Since her first case in 1974 Elizabeth Loftus has testified in and advised on hundreds of criminal cases, often urging judges and jurors to consider the fallibility of memory. Image: Flickr/TED Conference/James Duncan Davidson
In the early hours of 9 September, 1984, a stranger entered Mrs M's California home through an open living-room window. Finding Mrs M asleep, he tried to rape her, but fled when other people in the house awoke. Mrs M described her assailant to the police: he was black, weighing about 170 pounds and 5'7” to 5'9” tall, with small braids and a blue baseball cap.
Officers cruising her neighborhood spotted someone roughly matching that description standing beside his car a block away from the house. The man, Joseph Pacely, said that his car had broken down and he was looking for someone to jump-start it. But Mrs M identified him as her attacker and he was charged.
At Pacely's trial a few months later, memory researcher Elizabeth Loftus testified on his behalf. She told the jury how memory is fallible; how stress and fear may have impaired Mrs M's ability to identify her assailant, and how people can find it difficult to identify someone of a race other than their own.
Pacely was acquitted. “It's cases like this that mean the most to me,” says Loftus, “the ones in which I play a role in bringing justice to an innocent person.”
In a career spanning four decades, Loftus, a psychologist at the University of California, Irvine, has done more than any other researcher to document the unreliability of memory in experimental settings. And she has used what she has learned to testify as an expert witness in hundreds of criminal cases — Pacely's was her 101st — informing juries that memories are pliable and that eyewitness accounts are far from perfect recordings of actual events.

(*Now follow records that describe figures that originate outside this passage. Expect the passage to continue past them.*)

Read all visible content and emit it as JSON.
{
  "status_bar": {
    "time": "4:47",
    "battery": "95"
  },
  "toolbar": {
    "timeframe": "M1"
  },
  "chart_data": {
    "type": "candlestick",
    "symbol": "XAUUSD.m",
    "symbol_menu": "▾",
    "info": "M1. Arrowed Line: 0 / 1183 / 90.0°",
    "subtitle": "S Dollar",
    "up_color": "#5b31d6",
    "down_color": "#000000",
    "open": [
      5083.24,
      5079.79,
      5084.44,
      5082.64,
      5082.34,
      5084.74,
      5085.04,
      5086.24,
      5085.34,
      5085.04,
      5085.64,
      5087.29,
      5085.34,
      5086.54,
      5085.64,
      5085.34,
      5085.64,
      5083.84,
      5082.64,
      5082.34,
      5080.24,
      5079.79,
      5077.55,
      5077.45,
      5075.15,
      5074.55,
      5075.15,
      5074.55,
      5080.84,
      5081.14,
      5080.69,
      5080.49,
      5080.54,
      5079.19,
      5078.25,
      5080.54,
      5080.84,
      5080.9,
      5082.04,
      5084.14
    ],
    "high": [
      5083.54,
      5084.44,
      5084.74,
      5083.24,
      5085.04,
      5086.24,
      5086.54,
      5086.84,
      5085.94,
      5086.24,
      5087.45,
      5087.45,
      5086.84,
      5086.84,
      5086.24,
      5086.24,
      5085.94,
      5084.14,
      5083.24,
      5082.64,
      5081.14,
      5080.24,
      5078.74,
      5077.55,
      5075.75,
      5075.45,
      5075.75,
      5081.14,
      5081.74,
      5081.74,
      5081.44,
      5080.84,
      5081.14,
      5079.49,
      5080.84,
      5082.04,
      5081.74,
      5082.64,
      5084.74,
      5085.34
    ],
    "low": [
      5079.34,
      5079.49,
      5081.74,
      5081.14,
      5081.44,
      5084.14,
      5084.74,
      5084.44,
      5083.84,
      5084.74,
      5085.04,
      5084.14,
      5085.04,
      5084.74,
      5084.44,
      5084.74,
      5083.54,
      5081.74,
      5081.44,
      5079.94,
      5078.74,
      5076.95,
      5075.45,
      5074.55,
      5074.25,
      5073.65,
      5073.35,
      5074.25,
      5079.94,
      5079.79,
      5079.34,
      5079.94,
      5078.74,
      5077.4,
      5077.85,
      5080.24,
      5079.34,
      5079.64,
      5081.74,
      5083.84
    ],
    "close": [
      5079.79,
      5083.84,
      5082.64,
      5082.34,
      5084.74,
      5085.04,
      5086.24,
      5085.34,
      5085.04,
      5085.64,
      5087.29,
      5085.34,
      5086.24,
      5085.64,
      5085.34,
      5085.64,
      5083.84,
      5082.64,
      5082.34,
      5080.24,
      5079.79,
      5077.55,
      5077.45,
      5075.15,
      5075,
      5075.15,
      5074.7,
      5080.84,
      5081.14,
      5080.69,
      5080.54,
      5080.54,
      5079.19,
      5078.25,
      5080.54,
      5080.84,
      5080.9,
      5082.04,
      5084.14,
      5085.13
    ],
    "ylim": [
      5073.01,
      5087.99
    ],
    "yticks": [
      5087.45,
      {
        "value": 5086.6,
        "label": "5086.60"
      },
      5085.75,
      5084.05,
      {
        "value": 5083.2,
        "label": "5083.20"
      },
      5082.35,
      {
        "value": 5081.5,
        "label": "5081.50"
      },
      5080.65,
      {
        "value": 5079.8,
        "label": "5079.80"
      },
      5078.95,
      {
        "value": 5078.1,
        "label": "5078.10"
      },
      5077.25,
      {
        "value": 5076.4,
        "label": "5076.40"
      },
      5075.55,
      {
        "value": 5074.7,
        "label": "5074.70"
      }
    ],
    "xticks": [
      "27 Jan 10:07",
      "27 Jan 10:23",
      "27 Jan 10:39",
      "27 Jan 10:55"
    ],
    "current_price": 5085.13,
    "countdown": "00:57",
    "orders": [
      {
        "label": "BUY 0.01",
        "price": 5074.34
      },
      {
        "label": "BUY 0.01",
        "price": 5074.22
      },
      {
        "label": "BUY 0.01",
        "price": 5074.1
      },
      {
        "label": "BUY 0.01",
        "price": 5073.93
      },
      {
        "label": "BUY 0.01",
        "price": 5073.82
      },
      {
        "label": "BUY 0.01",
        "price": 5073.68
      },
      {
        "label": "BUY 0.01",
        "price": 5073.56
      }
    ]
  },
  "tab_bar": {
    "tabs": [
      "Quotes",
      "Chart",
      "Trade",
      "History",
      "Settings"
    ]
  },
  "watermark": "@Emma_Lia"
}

Her work has earned her plaudits from her peers, but it has also made her enemies. Critics charge that in her zeal to challenge the veracity of memory, Loftus has harmed victims and aided murderers and rapists. She has been sued and assaulted, and has even received death threats. “I went to a shooting range to learn how to shoot,” she says, noting that she keeps a few used targets in her office as a point of pride.

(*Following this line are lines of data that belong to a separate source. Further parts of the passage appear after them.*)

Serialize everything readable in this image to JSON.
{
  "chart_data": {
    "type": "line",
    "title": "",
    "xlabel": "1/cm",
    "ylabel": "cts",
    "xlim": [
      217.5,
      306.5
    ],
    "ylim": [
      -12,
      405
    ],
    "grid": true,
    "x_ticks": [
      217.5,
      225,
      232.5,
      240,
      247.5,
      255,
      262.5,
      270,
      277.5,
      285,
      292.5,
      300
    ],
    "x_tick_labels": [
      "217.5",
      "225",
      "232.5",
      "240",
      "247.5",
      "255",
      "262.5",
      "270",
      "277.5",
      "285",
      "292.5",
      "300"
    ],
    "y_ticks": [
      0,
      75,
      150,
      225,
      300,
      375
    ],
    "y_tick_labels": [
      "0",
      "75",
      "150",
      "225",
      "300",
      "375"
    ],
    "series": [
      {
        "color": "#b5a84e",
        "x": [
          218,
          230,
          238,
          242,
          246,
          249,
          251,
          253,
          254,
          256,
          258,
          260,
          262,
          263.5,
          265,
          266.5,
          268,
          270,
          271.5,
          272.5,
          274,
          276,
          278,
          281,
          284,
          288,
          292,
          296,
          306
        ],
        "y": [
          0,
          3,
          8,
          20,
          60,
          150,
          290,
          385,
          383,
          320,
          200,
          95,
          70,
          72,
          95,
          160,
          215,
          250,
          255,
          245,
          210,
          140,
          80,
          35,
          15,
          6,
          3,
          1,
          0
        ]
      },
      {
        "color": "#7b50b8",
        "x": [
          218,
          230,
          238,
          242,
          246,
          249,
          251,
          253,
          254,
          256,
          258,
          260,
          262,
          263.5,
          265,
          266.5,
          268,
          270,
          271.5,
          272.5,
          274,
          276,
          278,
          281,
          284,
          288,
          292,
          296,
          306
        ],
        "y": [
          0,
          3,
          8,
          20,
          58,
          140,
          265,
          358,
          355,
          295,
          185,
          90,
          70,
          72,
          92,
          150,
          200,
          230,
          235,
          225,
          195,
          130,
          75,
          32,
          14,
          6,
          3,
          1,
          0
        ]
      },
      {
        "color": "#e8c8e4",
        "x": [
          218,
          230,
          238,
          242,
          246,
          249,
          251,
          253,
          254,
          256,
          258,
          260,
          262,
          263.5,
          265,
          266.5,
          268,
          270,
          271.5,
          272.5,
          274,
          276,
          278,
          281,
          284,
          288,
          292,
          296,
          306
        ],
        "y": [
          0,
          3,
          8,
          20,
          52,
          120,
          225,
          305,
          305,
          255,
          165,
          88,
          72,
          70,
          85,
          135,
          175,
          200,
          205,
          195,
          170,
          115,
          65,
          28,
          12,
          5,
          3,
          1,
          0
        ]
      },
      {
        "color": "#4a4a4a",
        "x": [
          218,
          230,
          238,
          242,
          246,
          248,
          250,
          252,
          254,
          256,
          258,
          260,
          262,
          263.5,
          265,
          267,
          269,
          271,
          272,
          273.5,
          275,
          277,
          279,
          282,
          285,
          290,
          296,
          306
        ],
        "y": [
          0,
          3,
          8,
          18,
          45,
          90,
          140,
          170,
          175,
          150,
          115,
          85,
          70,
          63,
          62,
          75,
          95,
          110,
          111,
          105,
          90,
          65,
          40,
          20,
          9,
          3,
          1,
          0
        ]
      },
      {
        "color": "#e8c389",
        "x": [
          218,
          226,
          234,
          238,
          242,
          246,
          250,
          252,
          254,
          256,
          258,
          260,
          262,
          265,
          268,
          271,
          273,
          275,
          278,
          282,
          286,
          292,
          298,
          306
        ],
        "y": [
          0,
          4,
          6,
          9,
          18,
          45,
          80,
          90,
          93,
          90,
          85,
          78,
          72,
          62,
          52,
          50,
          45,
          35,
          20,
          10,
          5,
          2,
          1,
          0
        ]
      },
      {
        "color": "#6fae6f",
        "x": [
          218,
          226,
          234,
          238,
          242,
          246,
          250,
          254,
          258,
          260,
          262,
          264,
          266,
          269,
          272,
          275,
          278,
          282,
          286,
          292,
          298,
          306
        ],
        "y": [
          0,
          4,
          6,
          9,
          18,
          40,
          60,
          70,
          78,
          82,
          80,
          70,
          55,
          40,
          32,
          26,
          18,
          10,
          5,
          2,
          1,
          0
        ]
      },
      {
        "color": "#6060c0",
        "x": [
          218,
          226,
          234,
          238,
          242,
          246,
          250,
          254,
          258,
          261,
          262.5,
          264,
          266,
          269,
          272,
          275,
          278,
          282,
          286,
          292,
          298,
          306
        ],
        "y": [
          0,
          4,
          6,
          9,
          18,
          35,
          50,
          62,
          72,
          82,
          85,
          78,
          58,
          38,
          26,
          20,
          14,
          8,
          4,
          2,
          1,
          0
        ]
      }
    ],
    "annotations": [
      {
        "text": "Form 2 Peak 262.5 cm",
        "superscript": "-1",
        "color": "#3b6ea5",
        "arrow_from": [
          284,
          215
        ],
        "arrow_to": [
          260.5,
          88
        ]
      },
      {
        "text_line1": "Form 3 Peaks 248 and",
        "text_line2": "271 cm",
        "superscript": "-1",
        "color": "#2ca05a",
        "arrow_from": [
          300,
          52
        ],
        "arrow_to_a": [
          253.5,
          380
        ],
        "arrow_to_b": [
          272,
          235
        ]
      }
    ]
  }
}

Now, the 68-year-old scientist's research is starting to bring about lasting changes in the legal system. In July last year, the New Jersey Supreme Court issued a ruling — based largely on her findings — that jurors should be alerted to the imperfect nature of memory and the fallibility of eyewitness testimony as standard procedure. Loftus is working with judges in other states to make such changes more widespread.
“What's going on now in America really is something of a revolution,” says Martin Conway, a cognitive psychologist at City University London. Loftus' work, he says, has been “profoundly important” in shaping these changes.
Loftus says that her start in psychology was rudderless. As a graduate student in mathematical psychology at Stanford University in California, “I wasn't really captivated”, she says. “I'd sit in the back of the seminars, kind of bored, writing letters to my Uncle Joe or hemming skirts, or whatever.”
Eventually a social-psychology class piqued her interest and she began to study how word meanings are stored in the brain, and how people recall them. Still, something was missing. “One day I was having lunch with a cousin of mine,” she says, “and I told her about our great discovery that people are faster at naming 'a bird that's yellow' than 'a yellow bird'.” Her cousin — unimpressed — joked about taxpayers' money being wasted. “That's when I decided I wanted to work on something that had more practical applications.”
Loftus was casting about for a meaningful way to study memory and get funding when a former Stanford engineer working for the US Department of Transportation said that his employer would probably pay for research into car accidents.